Spikey seed free, I continued on the route to Rocacorba. The plan was to try and get a decent time up it and set a nice benchmark for future training. As one of Girona’s best known climbs there are helpful signs at every km telling you how much you’ve climbed, how much you have left, and what the average gradient is. The first half of the climb is a nice sensible gradient on nice smooth tarmac. I spotted NFTO out training – the team van was parked up on the side of the road and 3 riders came whizzing down past me. I set a nice pace and pedaled. Then an NFTO guy in an Aussie National Champs jersey came storming past. I thought he was heading all the way up like that. Yikes! Then he eased off and I caught back up with him. Just as I made contact he shot off again, doing another 1 min interval. This pattern repeated a few times. I was kindof glad when he turned around and went back down (giving me a cheery wave) – much as the added motivation was great I didn’t fancy chasing him all the way up. I realised who he was – the guy with the coolest name in the Tour Series this year – Steele Von Hoff. Very cool!
With NFTO abandoning the climb it was just me and myself going up. The road surface got worse as it got steeper and some helpful chap had decided to cut the trees and litter the road with thorns and twigs. The road was mostly in full sun. As I got higher I eased off, not sure if I had the legs or energy to maintain my pace to the top. It’s a climb that keeps on giving and hits you with steep sections just when you think you’re safe. There are beautiful views across the countryside below. But mostly you’re just aware of how blooming hot it is and how much you’d really like one more gear. There’s a Roman Church 3/4 of the way up. I nearly stopped to take a picture.
My time up was terrible – 20 mins off the QOM at 54 mins 12 secs. Rest assured, I will be back.
Yesterday evening me and Lee decided to treat ourselves to an ice-cream. We emptied our change jar and counted out 5 euros – enough for two small cornet’s with two scoops at our closet ice-cream bar (approx 100 meters away). We picked our flavours (both dark chocolate and mint) and I emptied the bag of change into my hands and onto the counter (which was just that little bit too high to make it an easy maneuver). A few people joined the queue behind us. I tried beaming at the ice-cream seller to help her see the funny side. She didn’t seem amused and, in a move entirely counter to her laid-back Spanish heritage, asked us to arrange all the change into piles and count it (meanwhile the queue is growing and we’re holding our mint and chocolate ice-creams, which are now starting to melt in the lovely evening heat). So I get on my tip-toes and start piling up 10 cent pieces, 5 cent pieces, 2 cent pieces and 1 cent pieces on the counter whilst balancing an ice-cream, watching out for drips and apologising to growing crowd of would-be ice-cream buyers.

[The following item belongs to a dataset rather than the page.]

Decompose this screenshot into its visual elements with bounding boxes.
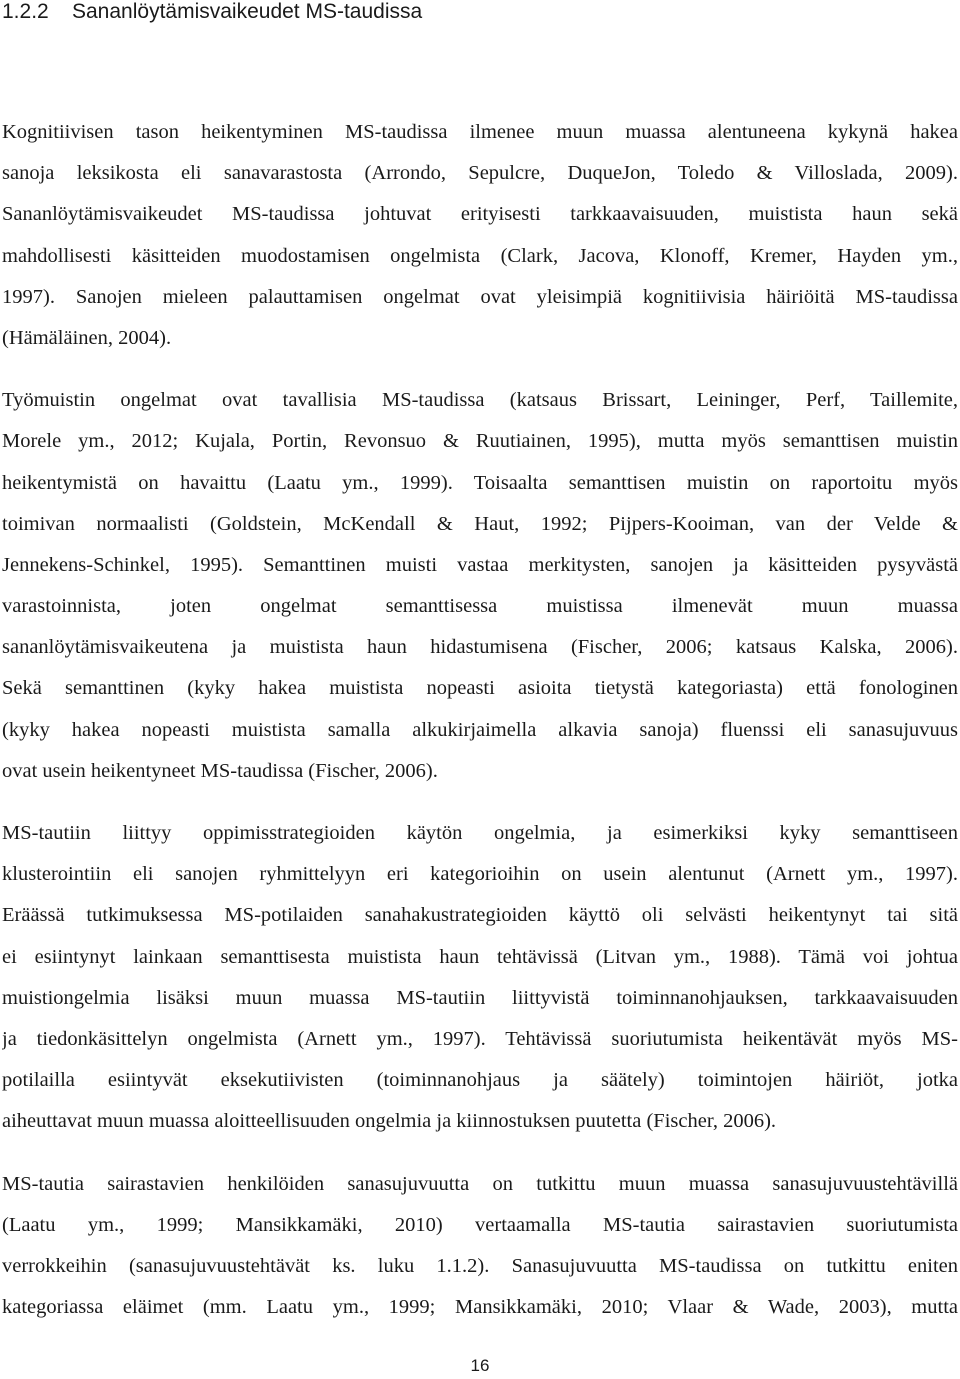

The woman next in the queue starts trying to help us count, as I’m now starting to get the giggles and be distracted by my melting ice-cream. We’re nearly there (at 4 euros 80 cents) when we realise Lee’s chocolate ice-cream has dribbled down the immaculate counter. I start shaking and lose the ability to count under pressure, and Lee tries to one-handedly extract tiny ice-cream tissues from the holder on the counter. The random woman takes over change counting whilst me and Lee and try to wipe ice-cream off the glass. In reality we’re smearing it everywhere and the tissues really aren’t up to the job. I look around with tears in my eyes and see many pairs of eyes looking back (mostly amused/bemused). The ice-cream lady finally accepts we’ve given her 5 euros and we leave her re-counting it into the till and try to slide inconspicuously away.